Spain’s chief prosecutor is seeking charges of rebellion, sedition and embezzlement against Puigdemont and his no. 2 Oriol Junqueras before Spain’s National Court.

Separately, he is seeking similar charges before the higher Supreme Court for six ex-members of the governing body of the now-dissolved Catalan parliament because they enjoy a degree of immunity and could only be tried by this court. Earlier Tuesday, the Supreme Court agreed to investigate the case against the six.

The National Court has yet to decide in the case against Puigdemont.

Puigdemont was flanked at a news conference by five of his ousted regional chiefs. He said that he would accept the challenge of early regional elections the Spanish government called for Dec. 21 “with all our strength” and that Catalan nationalists would take part in the vote. That promise erased fears that secessionists might boycott the ballot in the hope of denying it legitimacy.

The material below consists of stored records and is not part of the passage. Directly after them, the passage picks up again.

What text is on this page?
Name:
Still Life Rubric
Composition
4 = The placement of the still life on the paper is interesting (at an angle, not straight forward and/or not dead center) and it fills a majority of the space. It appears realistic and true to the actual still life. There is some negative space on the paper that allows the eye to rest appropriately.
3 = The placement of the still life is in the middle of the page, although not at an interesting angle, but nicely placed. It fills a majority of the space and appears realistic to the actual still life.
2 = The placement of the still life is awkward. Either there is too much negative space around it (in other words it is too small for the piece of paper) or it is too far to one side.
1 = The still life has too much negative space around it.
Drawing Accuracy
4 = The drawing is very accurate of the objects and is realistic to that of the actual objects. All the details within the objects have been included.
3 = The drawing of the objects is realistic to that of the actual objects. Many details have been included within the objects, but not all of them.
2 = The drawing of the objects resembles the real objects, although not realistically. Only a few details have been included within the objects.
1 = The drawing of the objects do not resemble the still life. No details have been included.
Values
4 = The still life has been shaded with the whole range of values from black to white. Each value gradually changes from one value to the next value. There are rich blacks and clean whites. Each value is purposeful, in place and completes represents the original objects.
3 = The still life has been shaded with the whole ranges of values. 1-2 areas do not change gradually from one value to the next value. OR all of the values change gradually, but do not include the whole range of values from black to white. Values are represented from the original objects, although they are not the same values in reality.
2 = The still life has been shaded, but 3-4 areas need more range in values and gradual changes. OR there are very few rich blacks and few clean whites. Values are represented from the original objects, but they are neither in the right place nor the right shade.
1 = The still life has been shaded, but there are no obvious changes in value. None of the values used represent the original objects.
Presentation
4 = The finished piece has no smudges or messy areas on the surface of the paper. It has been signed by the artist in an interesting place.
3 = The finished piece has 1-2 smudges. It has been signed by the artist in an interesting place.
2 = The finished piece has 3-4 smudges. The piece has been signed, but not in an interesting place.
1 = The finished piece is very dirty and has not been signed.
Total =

Puigdemont walked into the building past a few protesters with Spanish national flags and pro-unity signs, including ones that that said “Rule of Law” and “Not in my Name. Long live Spain.”

Spain took control over prosperous northeastern Catalonia last weekend after Puigdemont led the regional parliament to proclaim a new republic on Friday. The Spanish government immediately sacked him and his Cabinet, dissolved the regional parliament and called an early election.

In another setback for the separatists, the Constitutional Court in Madrid said Tuesday it was suspending the Catalan parliament’s vote to declare independence from Spain while it studies its legality. The court has consistently ruled against any move toward Catalan secession.

One of the main separatist civil society groups of Catalonia, the National Catalan Assembly, said Tuesday it accepted the regional election, despite the fact it was called under the Spanish government’s intervention.

The group, whose leader is in jail on provisional sedition charges, is not a political party but it has been the driving civic force behind the independence movement in recent years.

It said grassroots organizations need to prepare a “joint strategy” ahead of the elections with the goal of “obtaining an uncontested victory that will ratify the Republic.”

Meanwhile, some of the official websites of the Catalan government tied to the previous administration were down Tuesday, in a further sign of the takeover by central authorities.